阿武山(あぶさん)と栗本軒貞国の狂歌とサンフレ昔話

コロナ禍は去りぬいやまだ言ひ合ふを
ホッホッ笑ふアオバズクかも

by小林じゃ

二つ折り

2024-01-03 15:11:36 | 郷土史
母が見ていたテレビ番組で三津浜焼なるものを紹介していた。
三津浜といえば、広島から松山行フェリーに乗ると、昔はそのあたりに着いていた。

さて、三津浜焼はお好み焼の一種で、広島のような生地の上に先に炒めた麺をのせて、キャベツはその次、裏返した後二つ折りにして供されるところが、番組でも広島とは似て非なるものと紹介されていた。

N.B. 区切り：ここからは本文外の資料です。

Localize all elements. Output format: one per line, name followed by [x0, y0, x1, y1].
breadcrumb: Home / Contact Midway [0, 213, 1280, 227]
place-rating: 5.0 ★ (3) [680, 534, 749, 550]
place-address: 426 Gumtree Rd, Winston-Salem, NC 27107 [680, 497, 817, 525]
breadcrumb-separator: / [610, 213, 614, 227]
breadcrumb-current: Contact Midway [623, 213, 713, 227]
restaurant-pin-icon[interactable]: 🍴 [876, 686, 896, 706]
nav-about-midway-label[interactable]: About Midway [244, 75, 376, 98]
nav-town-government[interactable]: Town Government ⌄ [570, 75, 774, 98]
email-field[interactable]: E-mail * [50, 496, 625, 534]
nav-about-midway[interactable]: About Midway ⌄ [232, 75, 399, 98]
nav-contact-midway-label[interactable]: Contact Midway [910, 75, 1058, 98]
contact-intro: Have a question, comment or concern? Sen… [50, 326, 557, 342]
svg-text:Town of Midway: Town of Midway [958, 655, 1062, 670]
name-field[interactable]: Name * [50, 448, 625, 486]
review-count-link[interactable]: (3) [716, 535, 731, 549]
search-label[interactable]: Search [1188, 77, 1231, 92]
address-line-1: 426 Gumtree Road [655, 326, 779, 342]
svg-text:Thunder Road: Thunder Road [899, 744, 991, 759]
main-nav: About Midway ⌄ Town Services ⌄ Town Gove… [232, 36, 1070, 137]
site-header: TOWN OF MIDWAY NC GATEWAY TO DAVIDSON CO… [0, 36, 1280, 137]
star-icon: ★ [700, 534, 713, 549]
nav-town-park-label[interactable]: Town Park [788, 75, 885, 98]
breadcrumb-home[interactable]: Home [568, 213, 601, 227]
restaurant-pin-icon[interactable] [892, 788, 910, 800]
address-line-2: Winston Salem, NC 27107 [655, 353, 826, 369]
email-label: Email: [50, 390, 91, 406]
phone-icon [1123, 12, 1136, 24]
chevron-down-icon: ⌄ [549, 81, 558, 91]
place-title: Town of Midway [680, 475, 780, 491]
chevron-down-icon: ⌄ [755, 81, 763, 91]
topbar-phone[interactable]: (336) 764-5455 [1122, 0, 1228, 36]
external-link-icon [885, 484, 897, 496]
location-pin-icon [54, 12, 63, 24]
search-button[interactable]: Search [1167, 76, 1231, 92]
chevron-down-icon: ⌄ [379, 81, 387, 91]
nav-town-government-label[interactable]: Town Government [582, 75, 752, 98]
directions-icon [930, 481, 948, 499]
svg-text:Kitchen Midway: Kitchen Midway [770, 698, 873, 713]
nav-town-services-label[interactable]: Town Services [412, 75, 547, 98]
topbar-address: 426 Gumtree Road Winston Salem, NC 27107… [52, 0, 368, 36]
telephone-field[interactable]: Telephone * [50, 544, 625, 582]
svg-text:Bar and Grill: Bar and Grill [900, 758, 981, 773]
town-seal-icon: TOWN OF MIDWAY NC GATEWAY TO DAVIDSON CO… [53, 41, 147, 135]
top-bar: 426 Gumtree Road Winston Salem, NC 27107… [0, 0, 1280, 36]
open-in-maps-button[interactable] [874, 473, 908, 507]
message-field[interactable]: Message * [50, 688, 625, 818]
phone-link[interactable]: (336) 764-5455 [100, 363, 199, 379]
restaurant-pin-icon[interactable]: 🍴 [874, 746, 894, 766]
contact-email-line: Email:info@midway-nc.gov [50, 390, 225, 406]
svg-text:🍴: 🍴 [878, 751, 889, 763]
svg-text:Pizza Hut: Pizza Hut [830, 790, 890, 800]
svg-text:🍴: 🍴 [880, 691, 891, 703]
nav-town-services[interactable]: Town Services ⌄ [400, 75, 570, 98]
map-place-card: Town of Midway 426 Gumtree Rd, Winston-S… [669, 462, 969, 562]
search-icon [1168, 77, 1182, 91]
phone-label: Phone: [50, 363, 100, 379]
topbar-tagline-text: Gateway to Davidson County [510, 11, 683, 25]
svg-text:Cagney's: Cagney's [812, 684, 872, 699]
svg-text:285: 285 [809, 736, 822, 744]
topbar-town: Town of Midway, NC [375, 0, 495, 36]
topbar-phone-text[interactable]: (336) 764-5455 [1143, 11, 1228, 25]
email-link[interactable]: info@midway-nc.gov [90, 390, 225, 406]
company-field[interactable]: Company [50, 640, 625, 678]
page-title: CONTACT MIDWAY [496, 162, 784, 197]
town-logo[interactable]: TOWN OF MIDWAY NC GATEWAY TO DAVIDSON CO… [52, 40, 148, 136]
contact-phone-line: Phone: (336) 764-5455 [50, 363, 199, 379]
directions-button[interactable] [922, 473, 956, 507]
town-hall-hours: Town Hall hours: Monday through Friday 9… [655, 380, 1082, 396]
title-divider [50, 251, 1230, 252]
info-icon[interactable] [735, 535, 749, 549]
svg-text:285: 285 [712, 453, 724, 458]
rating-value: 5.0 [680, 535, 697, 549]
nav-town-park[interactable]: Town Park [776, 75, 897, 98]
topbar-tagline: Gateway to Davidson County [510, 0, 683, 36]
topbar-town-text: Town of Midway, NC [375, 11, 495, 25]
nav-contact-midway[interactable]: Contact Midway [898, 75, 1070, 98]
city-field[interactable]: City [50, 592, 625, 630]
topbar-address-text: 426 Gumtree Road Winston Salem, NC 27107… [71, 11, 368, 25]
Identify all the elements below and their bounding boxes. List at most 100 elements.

ところが、私には、この三津浜の焼き方は昔の広島と全く同じに見えた。もちろん、具材は三津浜特有の紅白ちくわなどが入っていたが、出来上がりは昔の広島と同じだった。

先に麺をのせるのは、我々はオールドスタイルと呼んでいて、うどん派の私はわざわざこの焼き方のお店を探して食べている。今はそばを後から乗せて裏返し、そばをパリッとさせるのが主流だが、オールドスタイルだと卵と野菜が絡みやすい利点もあり、うどん入りはこちらの方がうまいと私は思っている。

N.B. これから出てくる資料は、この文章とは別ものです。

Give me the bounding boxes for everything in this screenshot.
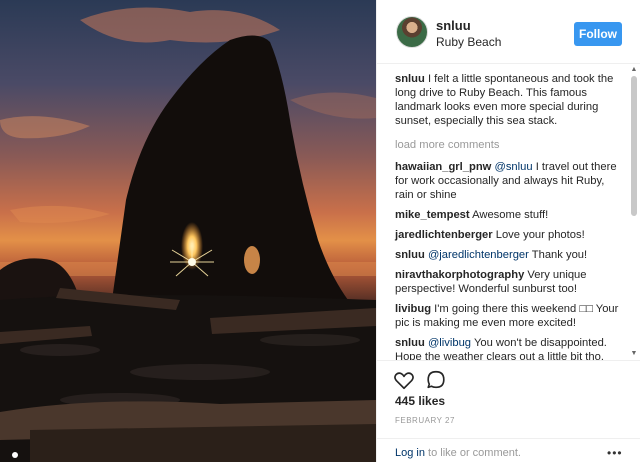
- post-caption: snluu I felt a little spontaneous and to…: [395, 72, 623, 128]
- scroll-up-arrow-icon[interactable]: ▲: [630, 66, 638, 74]
- comment-mention[interactable]: @snluu: [494, 161, 532, 173]
- post-date: FEBRUARY 27: [395, 416, 455, 425]
- comment-text: Thank you!: [531, 249, 588, 261]
- comment-item: hawaiian_grl_pnw @snluu I travel out the…: [395, 160, 623, 202]
- comment-username[interactable]: hawaiian_grl_pnw: [395, 161, 491, 173]
- comment-mention[interactable]: @jaredlichtenberger: [428, 249, 529, 261]
- post-actions: [377, 360, 640, 394]
- post-photo[interactable]: [0, 0, 376, 462]
- login-prompt: Log in to like or comment.: [395, 447, 521, 459]
- comment-username[interactable]: snluu: [395, 249, 425, 261]
- comment-item: snluu @livibug You won't be disappointed…: [395, 336, 623, 360]
- post-header: snluu Ruby Beach Follow: [377, 0, 640, 64]
- comments-list[interactable]: snluu I felt a little spontaneous and to…: [377, 64, 640, 360]
- scrollbar-thumb[interactable]: [631, 76, 637, 216]
- caption-text: I felt a little spontaneous and took the…: [395, 73, 614, 127]
- comment-text: Awesome stuff!: [472, 209, 549, 221]
- login-prompt-text: to like or comment.: [428, 447, 521, 459]
- comment-username[interactable]: snluu: [395, 337, 425, 349]
- comment-text: You won't be disappointed. Hope the weat…: [395, 337, 607, 360]
- comment-item: snluu @jaredlichtenberger Thank you!: [395, 248, 623, 262]
- caption-username[interactable]: snluu: [395, 73, 425, 85]
- comments-scrollbar[interactable]: ▲ ▼: [630, 64, 638, 360]
- follow-button[interactable]: Follow: [574, 22, 622, 46]
- comment-mention[interactable]: @livibug: [428, 337, 471, 349]
- post-side-panel: snluu Ruby Beach Follow snluu I felt a l…: [376, 0, 640, 462]
- carousel-indicator: [12, 452, 18, 458]
- likes-count[interactable]: 445 likes: [395, 394, 445, 408]
- comment-item: mike_tempest Awesome stuff!: [395, 208, 623, 222]
- avatar[interactable]: [396, 16, 428, 48]
- comment-item: niravthakorphotography Very unique persp…: [395, 268, 623, 296]
- login-link[interactable]: Log in: [395, 447, 425, 459]
- load-more-comments-link[interactable]: load more comments: [395, 138, 623, 152]
- post-footer: Log in to like or comment. •••: [377, 438, 640, 462]
- comment-username[interactable]: livibug: [395, 303, 431, 315]
- comment-username[interactable]: jaredlichtenberger: [395, 229, 493, 241]
- comment-username[interactable]: mike_tempest: [395, 209, 470, 221]
- comment-item: jaredlichtenberger Love your photos!: [395, 228, 623, 242]
- comment-item: livibug I'm going there this weekend □□ …: [395, 302, 623, 330]
- scroll-down-arrow-icon[interactable]: ▼: [630, 350, 638, 358]
- comment-text: Love your photos!: [495, 229, 585, 241]
- comment-username[interactable]: niravthakorphotography: [395, 269, 524, 281]
- heart-icon[interactable]: [393, 369, 415, 391]
- sea-stack-sunset-image: [0, 7, 376, 462]
- more-options-icon[interactable]: •••: [607, 446, 623, 460]
- comment-icon[interactable]: [425, 369, 447, 391]
- post-location[interactable]: Ruby Beach: [436, 35, 501, 49]
- post-username[interactable]: snluu: [436, 18, 471, 33]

また、出来上がってソースを塗った後、二つ折りにしてトトントンと大きなへらで切れ目を入れて、持って行った皿に入れてテイクアウト、というのが近所のお好み焼き屋さんでは当たり前の光景だった。いまでも、呉市や島しょ部では二つ折りが普通に行われている。広島市内では、他地方のお好み焼きの影響だろうか、昭和50年代ごろから鉄板でへらで食べる人が増えてきて、変容していったように思われる。

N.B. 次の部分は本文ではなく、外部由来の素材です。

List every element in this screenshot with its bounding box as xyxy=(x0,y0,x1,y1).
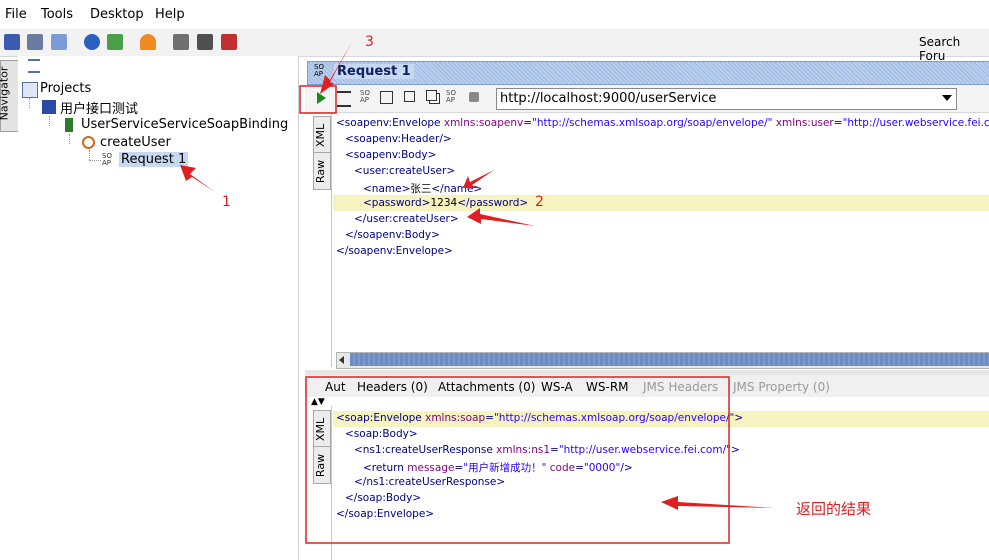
annotation-number-2: 2 xyxy=(535,194,544,210)
annotation-number-3: 3 xyxy=(365,34,374,50)
annotation-arrow-2b xyxy=(467,208,535,226)
annotation-arrow-result xyxy=(661,496,775,510)
annotation-response-box xyxy=(305,376,730,544)
annotation-run-box xyxy=(299,85,337,114)
annotation-result-label: 返回的结果 xyxy=(796,500,872,518)
annotation-overlay xyxy=(180,42,775,544)
annotation-arrow-2a xyxy=(463,170,494,188)
annotation-arrow-1 xyxy=(180,165,215,192)
annotation-number-1: 1 xyxy=(222,194,231,210)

前にも書いたが、お好み、なのだから好きに焼いて食えばいい。ただ、番組に出ていた広島出身のタレントも広島とは違うと言っていて、昔の記憶が失われていくのは残念なことだと思って、書いてみた。子供のころ、祖父がバスで広島市内に出かけたらお土産は旧バスセンターの、にしき堂の生地にカレーが入った細長いまんじゅう(名前はしらない)、芸備線で出かけたら麗ちゃんのお好みと決まっていた。包んだ新聞紙にソースが染み出していたものだ。私にとってのソウルフードは、二つ折りで皿に入ったうどん入り、ということになる。